I’ve been busy preparing for our Webinar tomorrow that provides a deeper dive into the workings of Socialtext Connect, a new offering that can surface critical events from applications and systems across an organization through Socialtext’s social software platform. Connect provides an easy to use interface to build lightweight applications and integrations with social features behind the firewall — something we believe greatly increases the overall business value of our products and existing systems of record.
In my mind, what makes Socialtext Connect especially unique is its embrace of open web standards and architectures behind the corporate firewall. These standards and frameworks have improved the experience we have as consumers on the public Web (with products like Facebook, Twitter, and Google Buzz), yet their potential in the enterprise is vast. We believe by harnessing many of the tools that have been proven on the open web we give our customers the benefits of greater agility to move data in and out of our platform (their platform), so that people can connect with the information they need faster so they can do their jobs better.
As we bring the open web behind the enterprise firewall, I wanted to provide some context for how and why we got here.
When I first joined Socialtext three years ago, I was very impressed by our team’s devotion to building our enterprise social software based on the principles of the Open Web. With a robust REST API, Socialtext provided a simple, approachable and powerful approach to integrating enterprise applications of all kinds. Not only could I use the API for administration, I could also create and modify content with it.

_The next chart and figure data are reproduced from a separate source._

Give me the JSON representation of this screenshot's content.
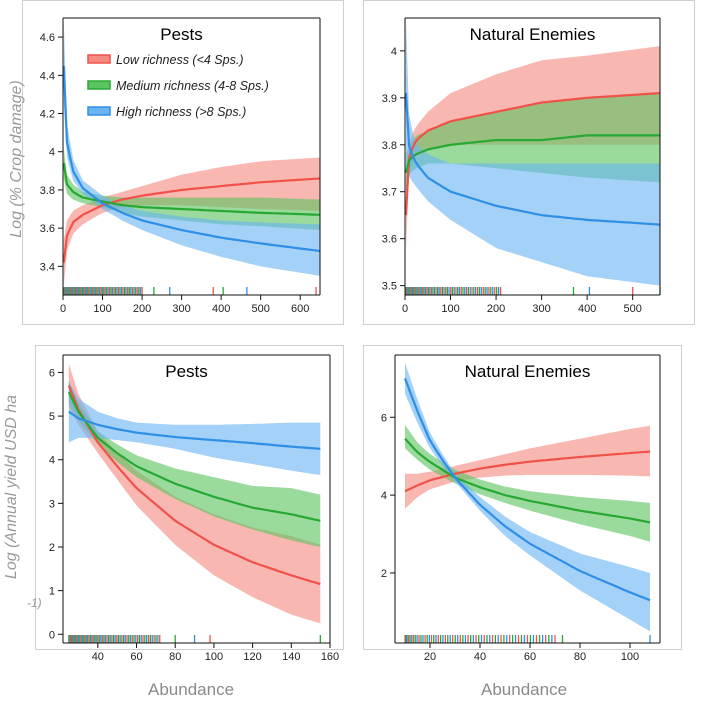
{
  "colors": {
    "low": "#f0524a",
    "medium": "#27a832",
    "high": "#2f8fe6",
    "low_band": "#f58a82",
    "medium_band": "#5cc45f",
    "high_band": "#6bb4f2"
  },
  "shared": {
    "ylabel_top": "Log (% Crop damage)",
    "ylabel_bottom": "Log (Annual yield USD ha",
    "ylabel_bottom_cont": "-1)",
    "xlabel_left": "Abundance",
    "xlabel_right": "Abundance"
  },
  "legend": [
    {
      "key": "low",
      "label": "Low richness (<4 Sps.)"
    },
    {
      "key": "medium",
      "label": "Medium richness (4-8 Sps.)"
    },
    {
      "key": "high",
      "label": "High richness (>8 Sps.)"
    }
  ],
  "chart_data": [
    {
      "id": "tl",
      "type": "line",
      "title": "Pests",
      "xlabel": "",
      "ylabel": "Log (% Crop damage)",
      "xlim": [
        0,
        650
      ],
      "ylim": [
        3.25,
        4.7
      ],
      "xticks": [
        0,
        100,
        200,
        300,
        400,
        500,
        600
      ],
      "yticks": [
        3.4,
        3.6,
        3.8,
        4.0,
        4.2,
        4.4,
        4.6
      ],
      "series": [
        {
          "name": "Low richness (<4 Sps.)",
          "key": "low",
          "x": [
            2,
            10,
            25,
            50,
            100,
            150,
            200,
            300,
            400,
            500,
            650
          ],
          "y": [
            3.42,
            3.56,
            3.63,
            3.67,
            3.72,
            3.75,
            3.77,
            3.8,
            3.82,
            3.84,
            3.86
          ],
          "lower": [
            3.3,
            3.48,
            3.57,
            3.62,
            3.68,
            3.71,
            3.72,
            3.72,
            3.71,
            3.7,
            3.69
          ],
          "upper": [
            3.54,
            3.64,
            3.69,
            3.72,
            3.76,
            3.79,
            3.82,
            3.88,
            3.92,
            3.95,
            3.97
          ]
        },
        {
          "name": "Medium richness (4-8 Sps.)",
          "key": "medium",
          "x": [
            2,
            10,
            25,
            50,
            100,
            150,
            200,
            300,
            400,
            500,
            650
          ],
          "y": [
            3.94,
            3.83,
            3.79,
            3.76,
            3.74,
            3.72,
            3.71,
            3.7,
            3.69,
            3.68,
            3.67
          ],
          "lower": [
            3.86,
            3.78,
            3.75,
            3.73,
            3.71,
            3.68,
            3.66,
            3.64,
            3.62,
            3.61,
            3.59
          ],
          "upper": [
            4.02,
            3.88,
            3.83,
            3.79,
            3.77,
            3.76,
            3.76,
            3.76,
            3.76,
            3.76,
            3.75
          ]
        },
        {
          "name": "High richness (>8 Sps.)",
          "key": "high",
          "x": [
            2,
            5,
            10,
            25,
            50,
            100,
            150,
            200,
            300,
            400,
            500,
            650
          ],
          "y": [
            4.45,
            4.2,
            4.05,
            3.9,
            3.81,
            3.73,
            3.68,
            3.64,
            3.59,
            3.55,
            3.52,
            3.48
          ],
          "lower": [
            4.25,
            4.08,
            3.97,
            3.85,
            3.78,
            3.7,
            3.64,
            3.59,
            3.51,
            3.45,
            3.4,
            3.35
          ],
          "upper": [
            4.68,
            4.35,
            4.15,
            3.96,
            3.85,
            3.77,
            3.72,
            3.69,
            3.66,
            3.64,
            3.63,
            3.62
          ]
        }
      ],
      "rug": {
        "ranges": [
          [
            2,
            200
          ]
        ],
        "sparse": [
          230,
          270,
          380,
          405,
          465,
          640
        ]
      }
    },
    {
      "id": "tr",
      "type": "line",
      "title": "Natural Enemies",
      "xlabel": "",
      "ylabel": "",
      "xlim": [
        0,
        560
      ],
      "ylim": [
        3.48,
        4.07
      ],
      "xticks": [
        0,
        100,
        200,
        300,
        400,
        500
      ],
      "yticks": [
        3.5,
        3.6,
        3.7,
        3.8,
        3.9,
        4.0
      ],
      "series": [
        {
          "name": "Low richness (<4 Sps.)",
          "key": "low",
          "x": [
            2,
            5,
            10,
            25,
            50,
            100,
            150,
            200,
            300,
            400,
            560
          ],
          "y": [
            3.65,
            3.74,
            3.78,
            3.81,
            3.83,
            3.85,
            3.86,
            3.87,
            3.89,
            3.9,
            3.91
          ],
          "lower": [
            3.57,
            3.7,
            3.75,
            3.78,
            3.79,
            3.8,
            3.8,
            3.8,
            3.8,
            3.8,
            3.8
          ],
          "upper": [
            3.73,
            3.78,
            3.81,
            3.84,
            3.87,
            3.91,
            3.93,
            3.95,
            3.98,
            3.99,
            4.01
          ]
        },
        {
          "name": "Medium richness (4-8 Sps.)",
          "key": "medium",
          "x": [
            2,
            10,
            25,
            50,
            100,
            200,
            300,
            400,
            560
          ],
          "y": [
            3.74,
            3.77,
            3.78,
            3.79,
            3.8,
            3.81,
            3.81,
            3.82,
            3.82
          ],
          "lower": [
            3.7,
            3.74,
            3.75,
            3.76,
            3.76,
            3.75,
            3.74,
            3.73,
            3.72
          ],
          "upper": [
            3.78,
            3.8,
            3.82,
            3.83,
            3.85,
            3.87,
            3.89,
            3.9,
            3.91
          ]
        },
        {
          "name": "High richness (>8 Sps.)",
          "key": "high",
          "x": [
            2,
            5,
            10,
            25,
            50,
            100,
            200,
            300,
            400,
            560
          ],
          "y": [
            3.91,
            3.83,
            3.79,
            3.76,
            3.73,
            3.7,
            3.67,
            3.65,
            3.64,
            3.63
          ],
          "lower": [
            3.75,
            3.74,
            3.73,
            3.71,
            3.68,
            3.64,
            3.58,
            3.55,
            3.52,
            3.5
          ],
          "upper": [
            4.07,
            3.92,
            3.85,
            3.8,
            3.78,
            3.76,
            3.76,
            3.76,
            3.76,
            3.76
          ]
        }
      ],
      "rug": {
        "ranges": [
          [
            2,
            210
          ]
        ],
        "sparse": [
          370,
          405,
          500,
          560
        ]
      }
    },
    {
      "id": "bl",
      "type": "line",
      "title": "Pests",
      "xlabel": "Abundance",
      "ylabel": "Log (Annual yield USD ha-1)",
      "xlim": [
        22,
        160
      ],
      "ylim": [
        -0.2,
        6.4
      ],
      "xticks": [
        40,
        60,
        80,
        100,
        120,
        140,
        160
      ],
      "yticks": [
        0,
        1,
        2,
        3,
        4,
        5,
        6
      ],
      "series": [
        {
          "name": "Low richness (<4 Sps.)",
          "key": "low",
          "x": [
            25,
            30,
            40,
            50,
            60,
            80,
            100,
            120,
            140,
            155
          ],
          "y": [
            5.7,
            5.15,
            4.4,
            3.85,
            3.35,
            2.6,
            2.05,
            1.65,
            1.35,
            1.15
          ],
          "lower": [
            5.2,
            4.8,
            4.15,
            3.55,
            2.95,
            2.05,
            1.35,
            0.85,
            0.45,
            0.25
          ],
          "upper": [
            6.2,
            5.5,
            4.65,
            4.15,
            3.75,
            3.15,
            2.75,
            2.45,
            2.25,
            2.05
          ]
        },
        {
          "name": "Medium richness (4-8 Sps.)",
          "key": "medium",
          "x": [
            25,
            30,
            40,
            50,
            60,
            80,
            100,
            120,
            140,
            155
          ],
          "y": [
            5.55,
            5.1,
            4.5,
            4.15,
            3.85,
            3.45,
            3.15,
            2.9,
            2.75,
            2.6
          ],
          "lower": [
            5.3,
            4.9,
            4.35,
            3.95,
            3.6,
            3.1,
            2.7,
            2.4,
            2.15,
            2.0
          ],
          "upper": [
            5.8,
            5.3,
            4.65,
            4.35,
            4.1,
            3.8,
            3.6,
            3.4,
            3.35,
            3.2
          ]
        },
        {
          "name": "High richness (>8 Sps.)",
          "key": "high",
          "x": [
            25,
            30,
            40,
            50,
            60,
            80,
            100,
            120,
            140,
            155
          ],
          "y": [
            5.1,
            4.95,
            4.8,
            4.7,
            4.62,
            4.52,
            4.45,
            4.38,
            4.3,
            4.25
          ],
          "lower": [
            4.4,
            4.5,
            4.5,
            4.45,
            4.4,
            4.25,
            4.05,
            3.9,
            3.75,
            3.65
          ],
          "upper": [
            5.8,
            5.4,
            5.1,
            4.95,
            4.85,
            4.8,
            4.8,
            4.82,
            4.85,
            4.85
          ]
        }
      ],
      "rug": {
        "ranges": [
          [
            25,
            72
          ]
        ],
        "sparse": [
          80,
          90,
          98,
          155
        ]
      }
    },
    {
      "id": "br",
      "type": "line",
      "title": "Natural Enemies",
      "xlabel": "Abundance",
      "ylabel": "",
      "xlim": [
        6,
        112
      ],
      "ylim": [
        0.2,
        7.6
      ],
      "xticks": [
        20,
        40,
        60,
        80,
        100
      ],
      "yticks": [
        2,
        4,
        6
      ],
      "series": [
        {
          "name": "Low richness (<4 Sps.)",
          "key": "low",
          "x": [
            10,
            15,
            20,
            30,
            40,
            50,
            60,
            80,
            100,
            108
          ],
          "y": [
            4.1,
            4.25,
            4.38,
            4.55,
            4.68,
            4.78,
            4.86,
            4.98,
            5.08,
            5.12
          ],
          "lower": [
            3.65,
            3.95,
            4.15,
            4.35,
            4.45,
            4.5,
            4.52,
            4.52,
            4.5,
            4.48
          ],
          "upper": [
            4.55,
            4.55,
            4.6,
            4.75,
            4.9,
            5.05,
            5.2,
            5.45,
            5.7,
            5.78
          ]
        },
        {
          "name": "Medium richness (4-8 Sps.)",
          "key": "medium",
          "x": [
            10,
            15,
            20,
            30,
            40,
            50,
            60,
            80,
            100,
            108
          ],
          "y": [
            5.45,
            5.1,
            4.85,
            4.45,
            4.2,
            4.0,
            3.85,
            3.6,
            3.4,
            3.3
          ],
          "lower": [
            5.2,
            4.9,
            4.65,
            4.3,
            4.02,
            3.8,
            3.6,
            3.25,
            2.95,
            2.8
          ],
          "upper": [
            5.8,
            5.35,
            5.05,
            4.65,
            4.4,
            4.22,
            4.1,
            3.95,
            3.85,
            3.8
          ]
        },
        {
          "name": "High richness (>8 Sps.)",
          "key": "high",
          "x": [
            10,
            15,
            20,
            25,
            30,
            40,
            50,
            60,
            80,
            100,
            108
          ],
          "y": [
            7.0,
            6.15,
            5.4,
            4.9,
            4.45,
            3.75,
            3.2,
            2.75,
            2.05,
            1.5,
            1.3
          ],
          "lower": [
            6.6,
            5.85,
            5.2,
            4.75,
            4.35,
            3.6,
            2.95,
            2.45,
            1.55,
            0.8,
            0.5
          ],
          "upper": [
            7.4,
            6.45,
            5.6,
            5.05,
            4.55,
            3.95,
            3.45,
            3.05,
            2.5,
            2.15,
            2.0
          ]
        }
      ],
      "rug": {
        "ranges": [
          [
            10,
            70
          ]
        ],
        "sparse": [
          73,
          108
        ]
      }
    }
  ]
}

Since then, I have used the API to integrate a variety of different applications into Socialtext. These include an alternate interface for high-powered workspace editing, mailing lists integration, and subversion change notices. In addition, I’ve built a powerful system to automate testing of our product.
The great thing about a nice API is that it allows a customer to say, “Thank you for building this product, but I’m actually going to try using it in a new way that you didn’t think of.”
So when our team builds new features or products, we stay as close as we can to the principles of the Open Web to make it easy for that to happen. We first build an API around a core data model, and then we build our user interfaces on that. Layer architectures and easy APIs allow our customers to use our product in new ways we didn’t envision. The beauty of this is that learning what someone has done is becoming easy for people with some basic knowledge of Web development, or even those who can just hack a little bit of HTML, rather than difficult enterprise development language.
That’s pretty amazing, when you stop and think about it.
As we have built the various aspects of Socialtext Connect over the past years and months, we thought hard about how customers can make their existing business applications social. This has really come together nicely with a few open web technologies, which we rolled into Socialtext Connect. There are three really core technologies that form the basis for my excitement around Socialtext Connect.
- The first is Socialtext’s REST API, something close to my heart (and hand). But as @progrium points out, a REST API is only half of the necessary technology to create, as he calls it, “the evented web.”
- An equally important technology for a real-time, programmable, evented web is WebHooks. Webhooks allow other systems to receive notification on certain events. As it relates to the Socialtext platform, this means that it’s possible to have a completely external system receive updates for, say, every time a Signal (microblogging message) is sent to a specific group. With Connect, Webhooks has been expanded to a first class position in our API family, beside our REST API. That way, we can sent notifications for all interactions to the social objects we manage. The impacts of this on integrating line of business applications are huge!
- Finally, there are Twitter Annotations (which, in the enterprise, we call Signals Annotations). When Twitter first announced their new annotations feature, we immediately saw the power and possibility of this feature for the enterprise. Previously, we found it challenging to embed these types of payloads into our social framework. But when we saw Annotations, things just clicked. We’ve since used them as a core technology in some of our new features, such as image thumbnails for attachments to a signal. But using annotations to the end will pale in comparison to the integration possibilities this opens up to our customers.
These three technologies – REST, Webhooks and Annotations – reflect the spirit of the open web in the enterprise. And they all build on each other. Furthermore, they are the basis for supporting other protocols, such as Activitystrea.ms, PubSubHubbub and others.
During my career, I have often been in the role of toolsmith for my peers in that organization. One of the things I have found most rewarding is to watch them repurpose and use those tools for entirely new purposes I hadn’t thought of when I built them. I think this is what gets me so excited about Socialtext Connect; People can make awesome tools that can help their company in amazing ways.